Accounts differ over Muslim rebel raid



Some say police sweeps after the raid caught up innocent, peaceful Muslims.
NALCHIK, Russia (AP) -- Dozens of Islamic militants had just launched a bold daylight raid on this southern city, the family of Daniil Khamukov says, when the curtain installer said goodbye to his wife and two young children and headed for work.
Soon after, his mother said, she saw him lying semiconscious in the courtyard outside his home, bleeding profusely from a broken arm. Paramedics refused to help, saying the 26-year-old was probably a militant.
Seven hours later police in this town near Chechnya took him to a local precinct house. His mother, Zarema Valgasova, said she had heard nothing more about his fate.
More than three dozen people have been caught up in the police dragnet looking for participants and conspirators in Thursday's assault that left at least 108 people dead in Nalchik and again underscored the volatility of the Caucasus region.
Rights lawyers, and even the region's officially sanctioned Islamic leader, say police sweeps on suspected militants have caught up innocent, peaceful young Muslims, alienating and offending them as they rediscover their Muslim heritage.
"They told us: 'They say he's one of the fighters. Let him die,'" Valgasova said.
Officials announce success
Authorities contended that all pockets of active fighting had been crushed by Friday, and President Vladimir Putin promised all such violence will be put down "hard and consistently."

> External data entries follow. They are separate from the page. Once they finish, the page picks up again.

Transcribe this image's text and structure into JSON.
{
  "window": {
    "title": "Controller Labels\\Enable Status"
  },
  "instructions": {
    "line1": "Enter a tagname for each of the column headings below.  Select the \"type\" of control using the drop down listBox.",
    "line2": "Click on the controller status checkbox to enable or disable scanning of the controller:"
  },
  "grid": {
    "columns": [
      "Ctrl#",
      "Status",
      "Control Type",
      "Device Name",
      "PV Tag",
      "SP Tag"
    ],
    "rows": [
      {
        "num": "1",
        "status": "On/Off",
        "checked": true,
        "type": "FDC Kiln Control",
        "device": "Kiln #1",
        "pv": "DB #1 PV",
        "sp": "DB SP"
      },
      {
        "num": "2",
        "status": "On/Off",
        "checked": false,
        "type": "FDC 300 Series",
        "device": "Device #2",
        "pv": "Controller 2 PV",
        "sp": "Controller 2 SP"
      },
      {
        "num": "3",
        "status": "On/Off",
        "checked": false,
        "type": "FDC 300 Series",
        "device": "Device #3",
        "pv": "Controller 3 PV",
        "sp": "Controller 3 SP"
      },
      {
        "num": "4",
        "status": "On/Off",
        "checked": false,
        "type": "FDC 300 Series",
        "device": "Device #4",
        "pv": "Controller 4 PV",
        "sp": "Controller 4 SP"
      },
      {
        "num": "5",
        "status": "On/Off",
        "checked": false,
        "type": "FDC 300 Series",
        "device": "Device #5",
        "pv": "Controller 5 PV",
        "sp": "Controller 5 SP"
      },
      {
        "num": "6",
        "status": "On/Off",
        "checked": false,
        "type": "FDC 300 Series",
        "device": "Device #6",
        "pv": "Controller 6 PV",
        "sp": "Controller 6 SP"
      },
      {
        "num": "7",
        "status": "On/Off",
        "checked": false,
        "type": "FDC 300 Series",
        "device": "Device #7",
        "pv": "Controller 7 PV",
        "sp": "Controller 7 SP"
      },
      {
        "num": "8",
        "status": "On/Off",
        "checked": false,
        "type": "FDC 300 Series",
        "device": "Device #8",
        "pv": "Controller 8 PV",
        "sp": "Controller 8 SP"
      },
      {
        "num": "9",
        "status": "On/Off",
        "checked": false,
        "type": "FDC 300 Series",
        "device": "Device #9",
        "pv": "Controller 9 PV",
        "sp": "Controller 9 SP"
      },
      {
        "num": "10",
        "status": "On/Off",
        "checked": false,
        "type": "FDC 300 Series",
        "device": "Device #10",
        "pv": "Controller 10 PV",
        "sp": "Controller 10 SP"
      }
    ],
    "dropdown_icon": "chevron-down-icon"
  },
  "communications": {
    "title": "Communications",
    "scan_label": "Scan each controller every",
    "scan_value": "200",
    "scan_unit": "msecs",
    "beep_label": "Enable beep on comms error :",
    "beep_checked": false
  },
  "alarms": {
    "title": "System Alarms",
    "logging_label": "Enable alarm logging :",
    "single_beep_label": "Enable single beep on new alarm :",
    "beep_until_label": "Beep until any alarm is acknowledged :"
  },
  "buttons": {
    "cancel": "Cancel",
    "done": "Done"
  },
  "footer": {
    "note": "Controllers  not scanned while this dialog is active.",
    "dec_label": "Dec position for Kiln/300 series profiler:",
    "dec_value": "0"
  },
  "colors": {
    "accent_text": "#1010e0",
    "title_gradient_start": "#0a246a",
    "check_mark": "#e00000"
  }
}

As officials announced successful operations to liquidate rebels Friday, it became clear security forces had rescued nearly 20 hostages in various offices around the city -- and killed dozens of militants.
The head of the regional government, Gennady Gubin, said Nalchik, a city of 235,000 people, was being searched for rebels, according to the Interfax news agency.
"It is bad that such bandit raids are still possible here [in Russia]," Putin said. "It's a great tragedy that we are sustaining losses among law enforcement officers and peaceful civilians."
Chechen rebels have claimed involvement in Thursday's attacks on police and security facilities. The fighting in the Kabardino-Balkariya republic near Chechnya has raised fears that Islamic militants who have been fighting Russian forces for most of the past decade were opening a new front in the troubled Caucasus region.
Rebels for years have harassed Russian forces in Chechnya with roadside bombs and homemade explosives but the Nalchik attacks appeared to be part of a strategy to target areas outside the volatile republic and keep Moscow off-balance.
Russian officials said the 2002 seizure of hundreds of people in a Moscow theater, the 2004 school hostage-taking in the southern city of Beslan that killed 330 and other terror attacks were conducted by the Chechen militants with support and guidance from Al-Qaida.